In the aggregate, the Company’s indirect exposure to FG Merger through its subsidiaries represents potential beneficial ownership of approximately 820,000 shares of FG Merger’s common stock, approximately 989,000 warrants with an $11.50 exercise price and 5-year expiration, and approximately 85,000 warrants with a $15.00 exercise price and 10-year expiration. The Company has invested approximately $2.6 million in FG Merger through its subsidiaries.
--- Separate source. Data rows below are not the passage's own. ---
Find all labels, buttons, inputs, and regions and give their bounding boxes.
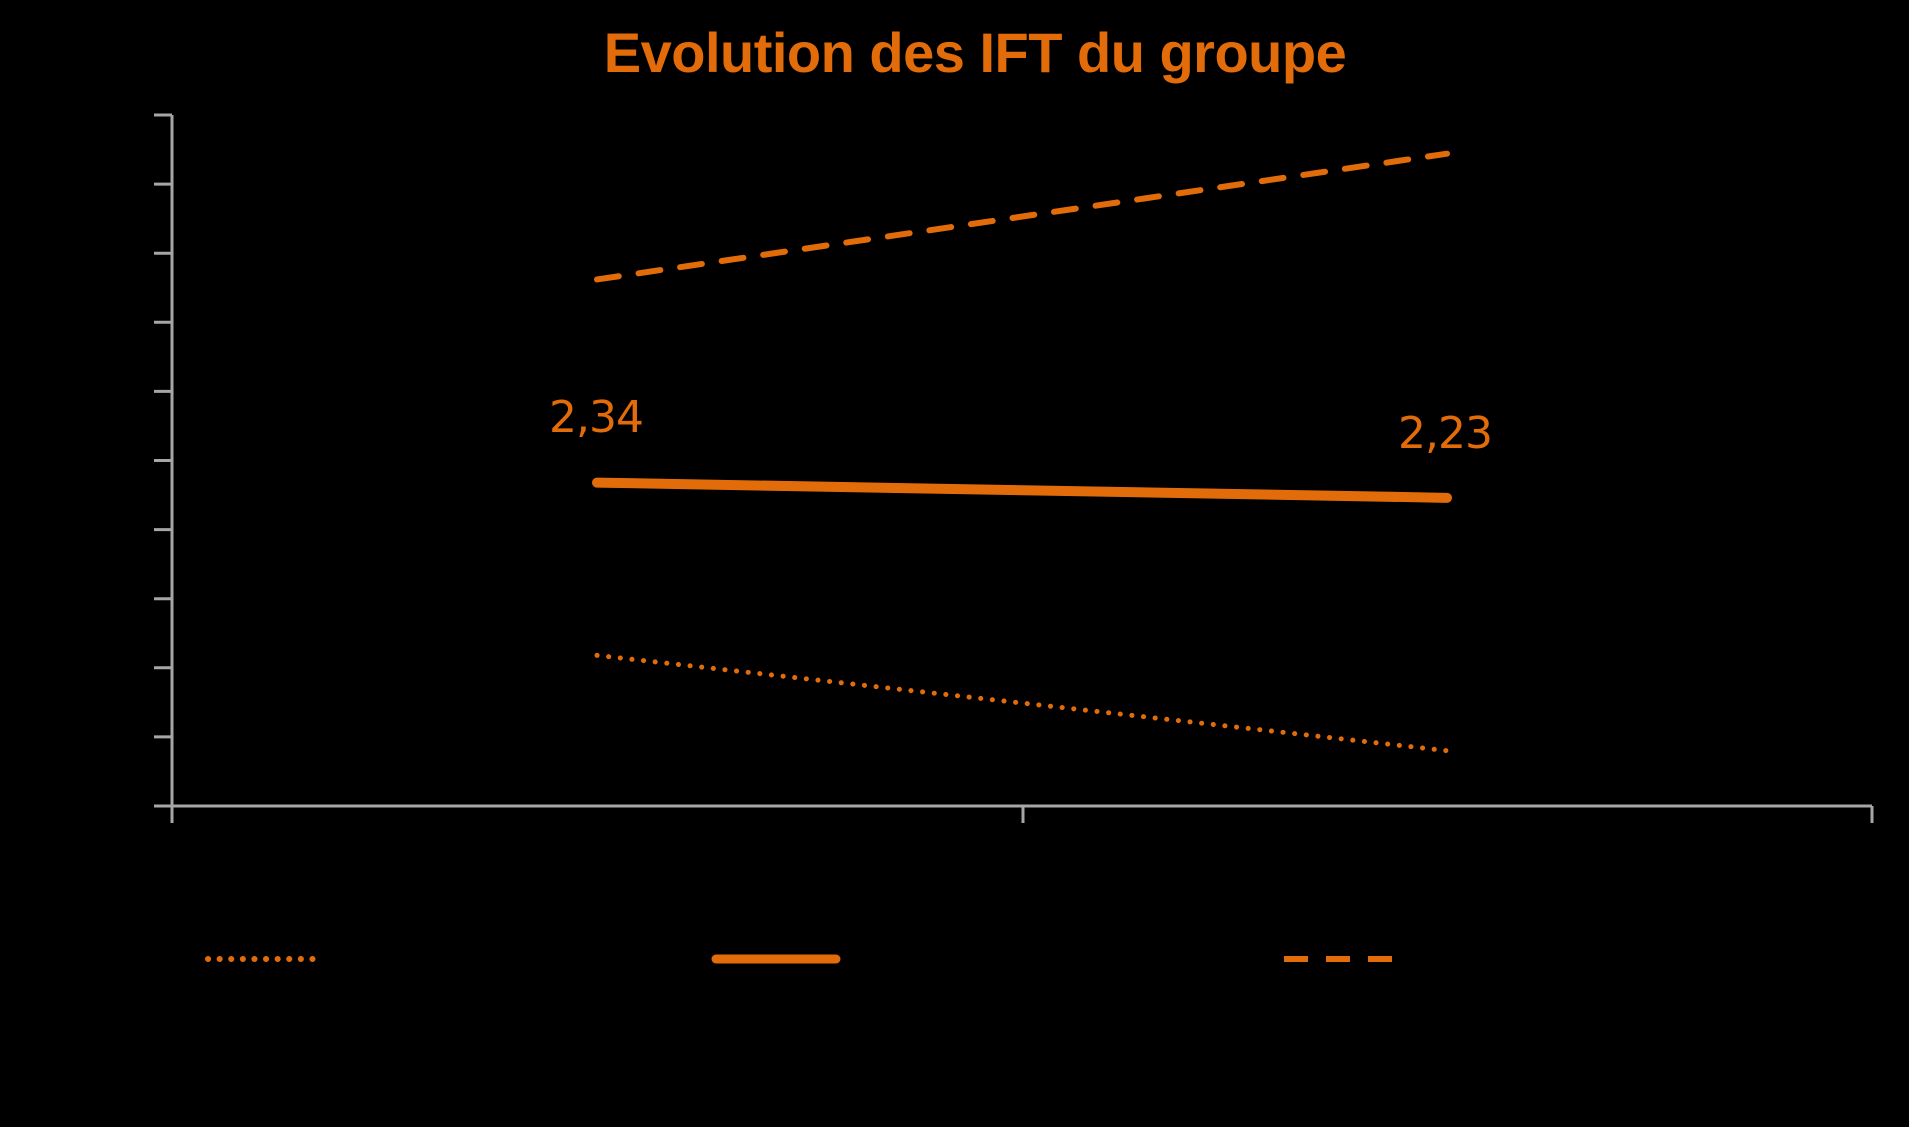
x-axis	[154, 804, 1874, 823]
legend-dotted-line-icon	[205, 956, 326, 962]
legend-dashed-line-icon	[1284, 956, 1394, 962]
series-line-solid	[592, 477, 1452, 503]
series-layer	[592, 150, 1452, 754]
legend-item-dashed	[1282, 940, 1582, 980]
legend-solid-line-icon	[711, 954, 841, 964]
legend-item-dotted	[205, 940, 505, 980]
series-line-dashed	[594, 150, 1450, 283]
series-line-dotted	[594, 652, 1450, 754]
data-label-point-2: 2,23	[1398, 408, 1493, 459]
data-label-point-1: 2,34	[549, 392, 644, 443]
y-axis	[154, 113, 174, 823]
chart-legend	[0, 940, 1909, 980]
chart-title: Evolution des IFT du groupe	[603, 21, 1347, 84]
legend-item-solid	[710, 940, 1010, 980]
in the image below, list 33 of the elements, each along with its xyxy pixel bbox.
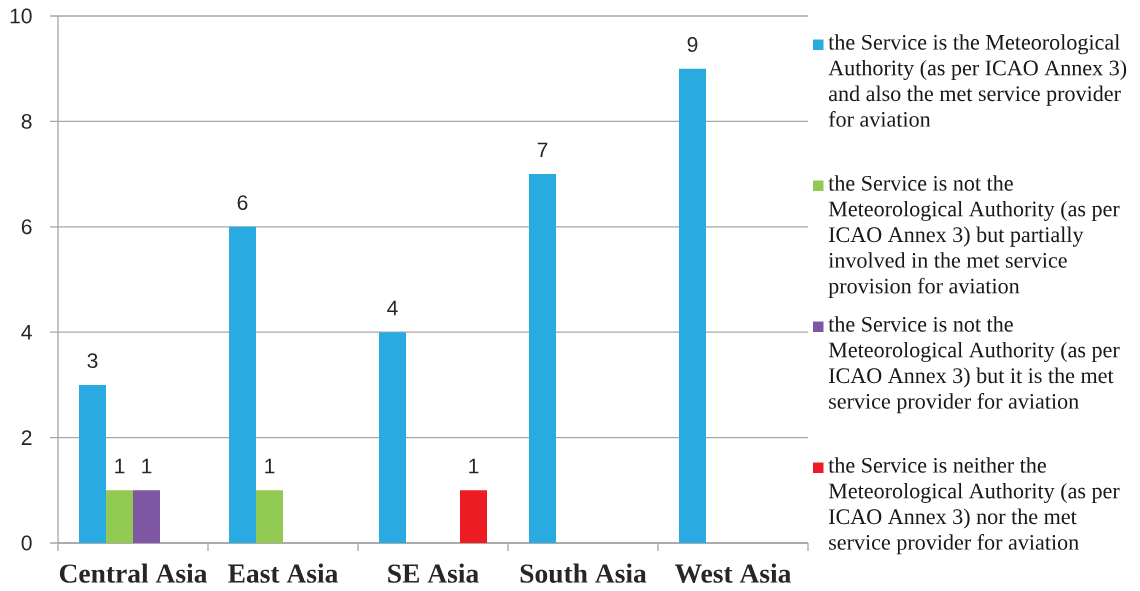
bar <box>379 332 407 543</box>
bar <box>256 490 284 543</box>
x-tick-label: Central Asia <box>59 563 208 583</box>
data-label: 7 <box>537 142 548 158</box>
bar <box>133 490 161 543</box>
y-tick-label: 2 <box>21 430 32 445</box>
bar <box>679 68 707 543</box>
data-label: 4 <box>387 300 398 316</box>
y-tick-label: 0 <box>21 535 32 551</box>
x-tick-label: West Asia <box>674 563 791 584</box>
x-tick-label: South Asia <box>520 563 647 583</box>
bar <box>529 174 557 543</box>
legend-label: the Service is not the Meteorological Authority (as per ICAO Annex 3) but partially involved in the met service provision for aviation <box>828 175 1120 299</box>
bar <box>106 490 134 543</box>
data-label: 1 <box>265 458 275 474</box>
bar <box>229 226 257 543</box>
y-tick-label: 8 <box>21 113 32 129</box>
x-tick-label: SE Asia <box>388 563 479 583</box>
data-label: 1 <box>115 458 125 474</box>
data-label: 1 <box>469 458 479 474</box>
y-tick-label: 6 <box>21 219 32 235</box>
legend-label: the Service is not the Meteorological Authority (as per ICAO Annex 3) but it is the met service provider for aviation <box>828 316 1120 414</box>
data-label: 6 <box>237 195 248 210</box>
y-tick-label: 4 <box>21 324 32 340</box>
data-label: 1 <box>142 458 152 474</box>
legend-label: the Service is neither the Meteorological Authority (as per ICAO Annex 3) nor the met service provider for aviation <box>828 457 1120 555</box>
data-label: 3 <box>87 353 98 369</box>
bar <box>460 490 488 543</box>
data-label: 9 <box>687 37 698 52</box>
legend-label: the Service is the Meteorological Authority (as per ICAO Annex 3) and also the met service provider for aviation <box>828 34 1127 127</box>
y-tick-label: 10 <box>10 8 32 24</box>
x-tick-label: East Asia <box>228 563 338 583</box>
bar <box>79 384 107 543</box>
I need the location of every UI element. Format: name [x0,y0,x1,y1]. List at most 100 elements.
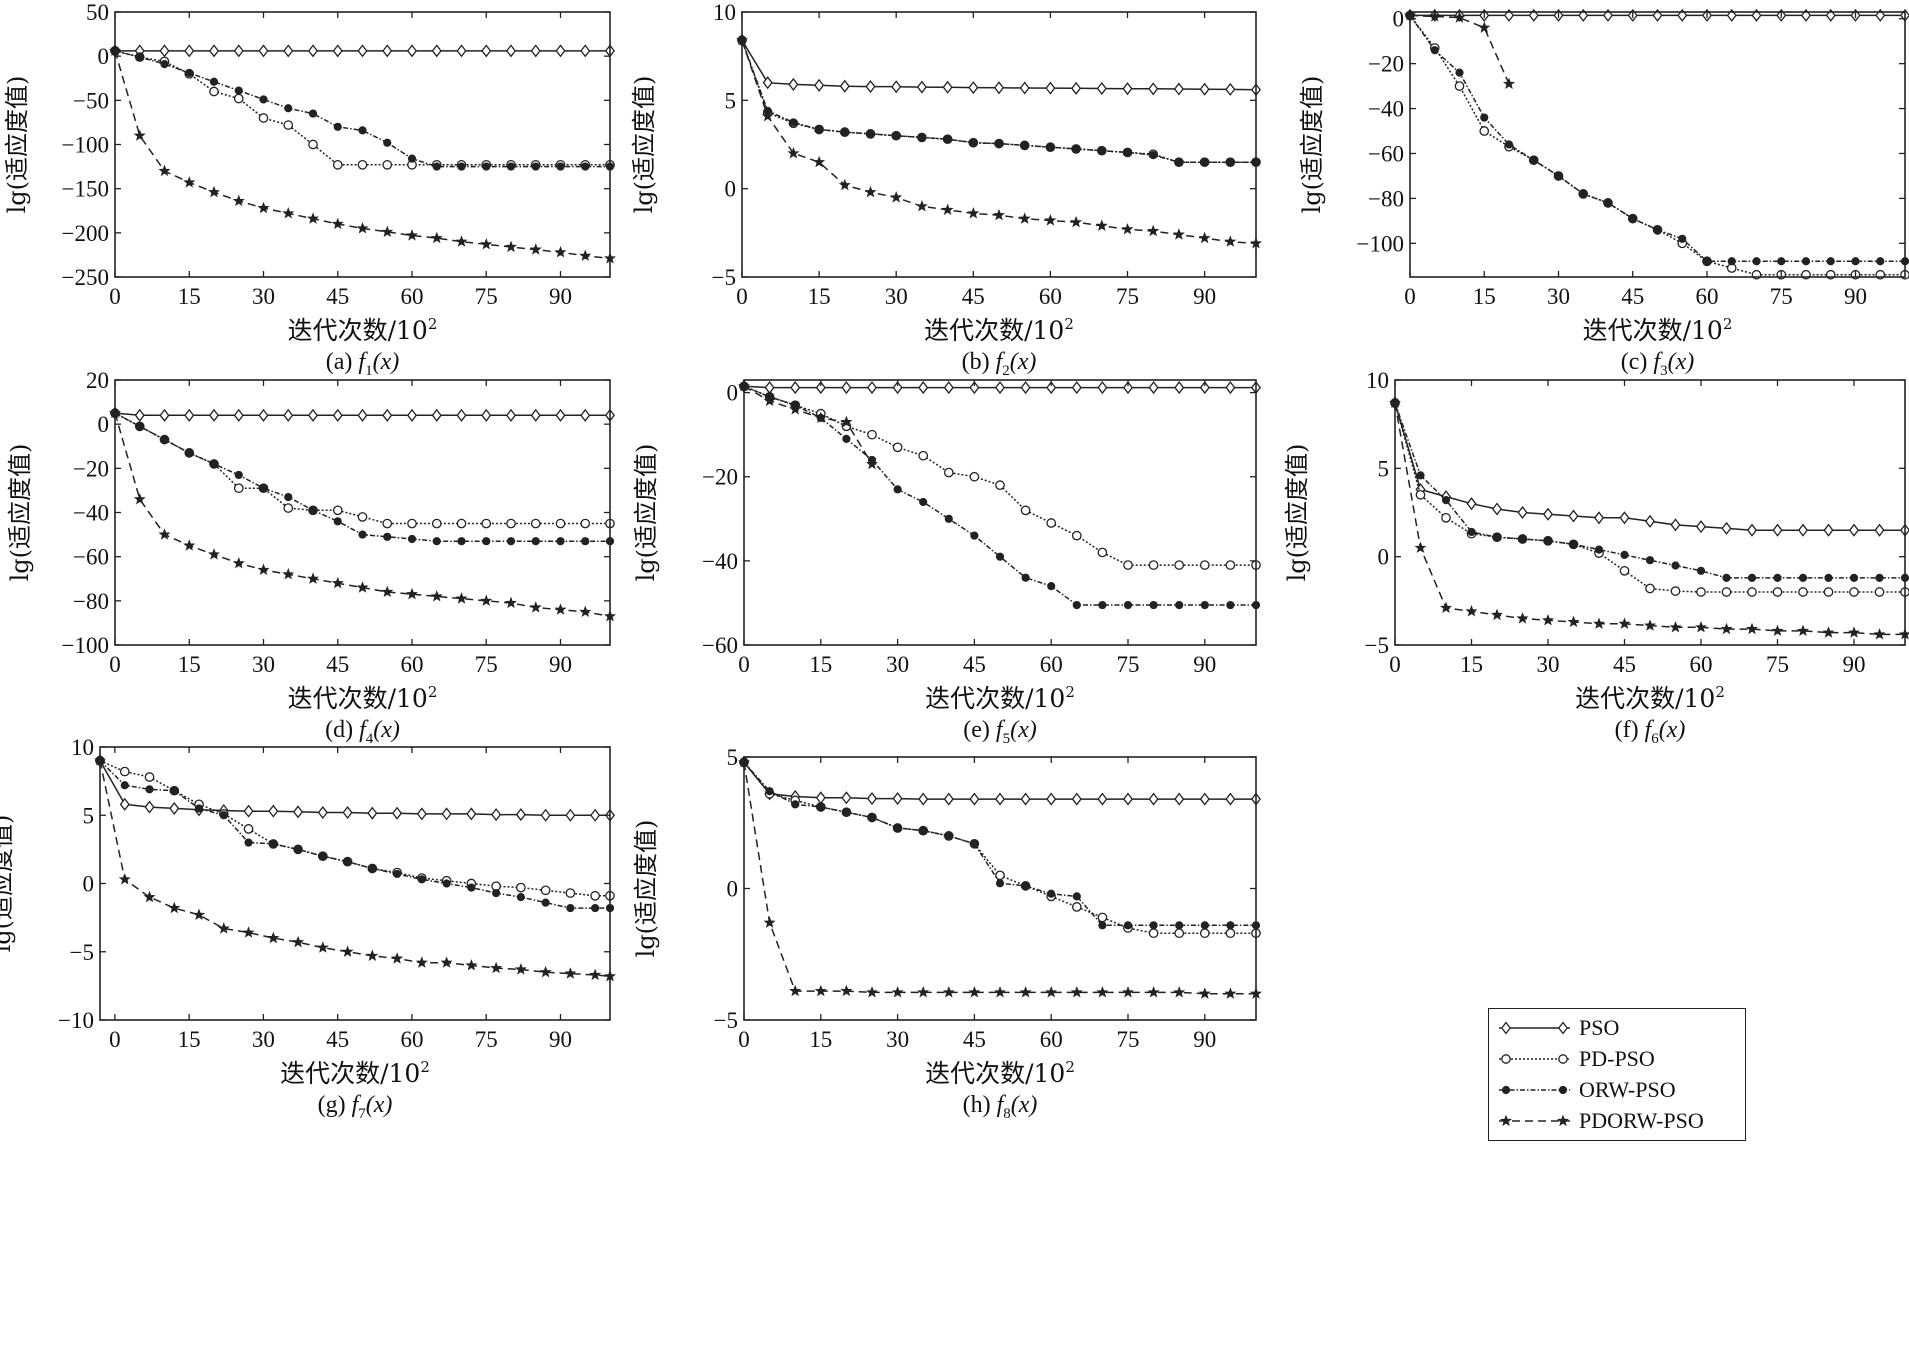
y-tick-label: 10 [1366,368,1389,393]
series-pso [94,754,616,822]
data-point-orw-pso [531,162,540,171]
data-point-pso [540,808,551,822]
data-point-orw-pso [1678,234,1687,243]
x-tick-label: 90 [549,652,572,677]
data-point-orw-pso [1518,534,1527,544]
data-point-orw-pso [333,122,342,131]
legend-marker-orw-pso [1558,1085,1568,1095]
data-point-orw-pso [318,852,327,861]
data-point-pdorw-pso [133,492,146,505]
data-point-pdorw-pso [391,952,404,964]
data-point-pdorw-pso [1198,231,1211,244]
data-point-orw-pso [234,470,243,480]
data-point-orw-pso [135,52,144,62]
data-point-pdorw-pso [331,576,344,589]
data-point-pd-pso [332,159,343,170]
y-tick-label: 10 [71,735,94,760]
data-point-pso [530,408,541,422]
data-point-pdorw-pso [208,548,220,560]
data-point-pd-pso [357,159,368,170]
data-point-pso [590,808,601,822]
data-point-orw-pso [1021,573,1030,582]
data-point-pd-pso [1696,587,1706,597]
data-point-pdorw-pso [316,941,329,953]
y-tick-label: −60 [1368,141,1404,166]
data-point-pdorw-pso [1746,622,1758,635]
data-point-pso [357,408,368,422]
y-tick-label: −100 [62,133,109,158]
data-point-pso [293,805,304,819]
y-tick-label: −40 [73,501,109,526]
data-point-pdorw-pso [217,922,230,934]
panel-caption: (d) f4(x) [325,717,400,747]
data-point-pso [1644,514,1656,528]
data-point-pdorw-pso [341,945,354,957]
data-point-pdorw-pso [1070,986,1083,998]
data-point-pso [1751,8,1762,22]
series-line-orw-pso [743,385,1256,606]
x-tick-label: 30 [252,284,275,309]
data-point-pdorw-pso [1516,612,1529,624]
data-point-pdorw-pso [942,986,955,998]
data-point-pd-pso [995,480,1005,491]
data-point-pso [406,408,418,422]
data-point-orw-pso [432,162,441,171]
data-point-pso [1542,507,1554,521]
x-tick-label: 30 [252,652,275,677]
data-point-pso [233,408,244,422]
data-point-orw-pso [1047,582,1056,591]
data-point-pso [815,381,826,395]
data-point-pdorw-pso [143,890,156,903]
y-tick-label: −5 [1365,633,1389,658]
x-tick-label: 75 [1116,284,1139,309]
data-point-pd-pso [1020,505,1031,516]
data-point-orw-pso [1777,257,1786,266]
data-point-orw-pso [866,129,875,138]
data-point-pso [1046,792,1057,806]
plot-frame [1409,11,1906,278]
data-point-pso [1148,381,1159,395]
data-point-pso [1020,792,1031,806]
data-point-pdorw-pso [505,596,517,609]
series-orw-pso [1405,11,1909,266]
legend-label-orw-pso: ORW-PSO [1579,1077,1676,1102]
data-point-pd-pso [1148,928,1159,939]
data-point-pd-pso [1097,912,1108,923]
data-point-pso [1746,523,1758,537]
series-pso [738,379,1262,395]
data-point-orw-pso [867,813,877,822]
data-point-orw-pso [1149,921,1158,930]
data-point-pdorw-pso [789,984,802,997]
data-point-pdorw-pso [968,986,981,998]
data-point-pdorw-pso [539,965,552,978]
legend-swatch-pd-pso [1499,1054,1570,1064]
data-point-orw-pso [1875,573,1884,582]
x-tick-label: 45 [326,652,349,677]
data-point-pdorw-pso [406,587,418,600]
data-point-pdorw-pso [763,916,776,928]
data-point-pd-pso [540,885,551,896]
data-point-pd-pso [590,890,600,901]
x-tick-label: 30 [886,652,909,677]
data-point-orw-pso [970,531,979,540]
y-axis-title: lg(适应度值) [1283,444,1311,582]
data-point-orw-pso [581,162,590,171]
data-point-pd-pso [969,471,980,482]
data-point-orw-pso [1072,600,1081,610]
data-point-orw-pso [566,903,575,913]
data-point-pdorw-pso [490,961,503,974]
data-point-orw-pso [219,811,228,820]
data-point-pd-pso [1670,586,1681,596]
data-point-pdorw-pso [891,986,904,998]
y-axis-title: lg(适应度值) [1298,76,1326,214]
data-point-pd-pso [119,766,130,777]
data-point-pd-pso [1174,560,1185,570]
data-point-orw-pso [293,845,303,854]
y-tick-label: 0 [727,877,739,902]
data-point-pso [762,76,773,90]
data-point-pso [258,408,269,422]
data-point-orw-pso [944,831,953,841]
x-tick-label: 90 [1193,1027,1216,1052]
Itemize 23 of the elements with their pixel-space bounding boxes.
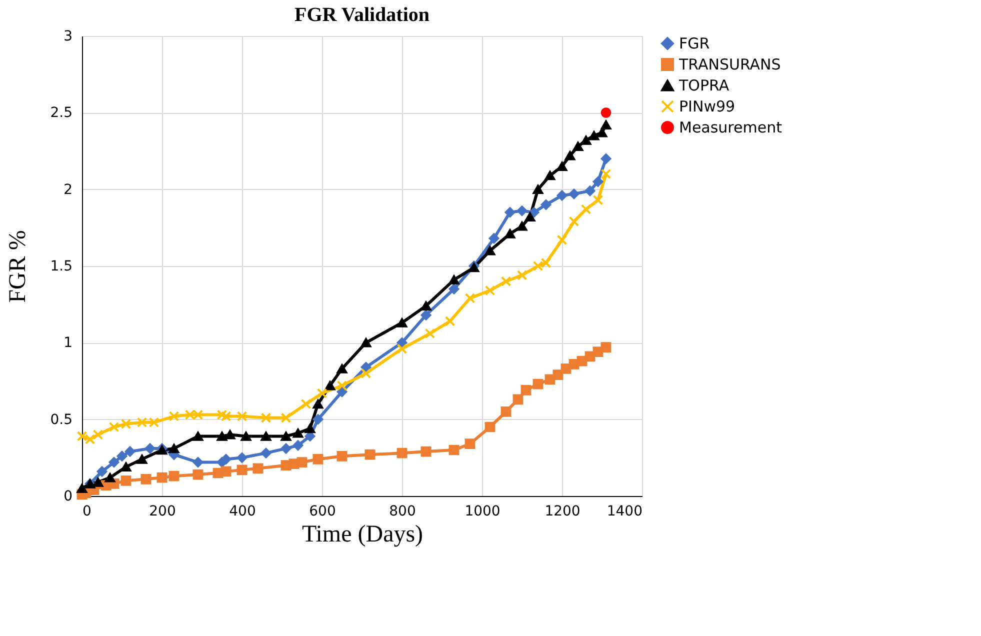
x-tick-label: 1200 bbox=[544, 504, 580, 520]
x-tick-label: 600 bbox=[309, 504, 336, 520]
x-tick-label: 1400 bbox=[606, 504, 642, 520]
x-tick-label: 200 bbox=[149, 504, 176, 520]
chart-title: FGR Validation bbox=[294, 4, 430, 26]
y-tick-label: 2 bbox=[64, 182, 72, 198]
y-tick-label: 2.5 bbox=[50, 105, 72, 122]
legend-label: TOPRA bbox=[678, 76, 730, 94]
x-axis-title: Time (Days) bbox=[302, 522, 424, 548]
y-tick-label: 3 bbox=[64, 28, 72, 44]
x-tick-label: 800 bbox=[389, 504, 416, 520]
x-tick-label: 400 bbox=[229, 504, 256, 520]
y-tick-label: 0.5 bbox=[50, 412, 72, 428]
y-tick-label: 1 bbox=[64, 335, 72, 352]
y-tick-label: 1.5 bbox=[50, 258, 72, 274]
y-tick-label: 0 bbox=[64, 488, 72, 504]
y-axis-title: FGR % bbox=[5, 230, 32, 303]
legend-label: PINw99 bbox=[679, 98, 736, 116]
legend-label: TRANSURANS bbox=[678, 56, 781, 74]
x-tick-label: 0 bbox=[82, 504, 92, 520]
x-tick-label: 1000 bbox=[464, 504, 500, 520]
legend-label: FGR bbox=[679, 34, 710, 52]
legend-label: Measurement bbox=[679, 118, 782, 136]
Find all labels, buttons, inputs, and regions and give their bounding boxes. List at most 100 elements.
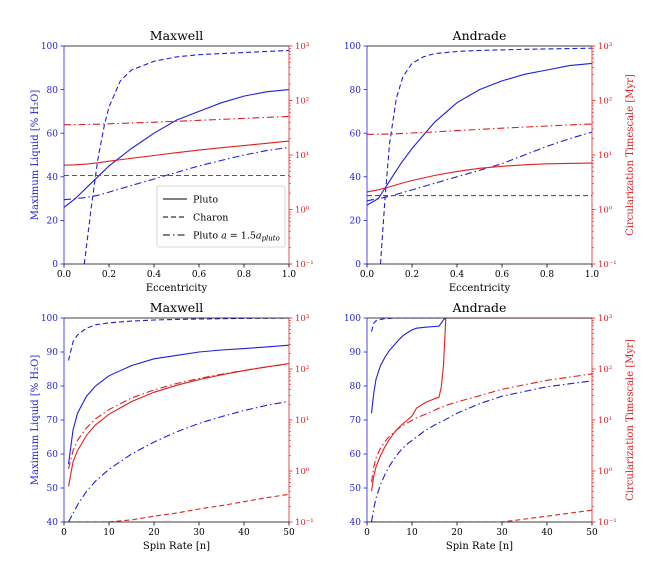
y2-tick-label: 10⁻¹	[598, 518, 617, 528]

The Company’s indirect exposure in FG Acquisition through its subsidiaries represents potential beneficial ownership of approximately 819,000 shares of FG Acquisition’s common stock, approximately 1,400,000 million warrants with an $11.50 exercise price and 5-year expiration (the “FGAC Warrants”), approximately 440,000 warrants with a $15 exercise price and 10-year expiration, and either (i) up to approximately an additional 1,600,000 FGAC Warrants, or (ii) up to approximately $2 million in cash, or (iii) a pro-rata combination of such FGAC Warrants and cash, based on certain adjustment provisions and the level of redemptions of FG Acquisition’s publicly traded warrants at the time of a business combination. The Company has invested approximately $3.4 million in FG Acquisition through its subsidiaries.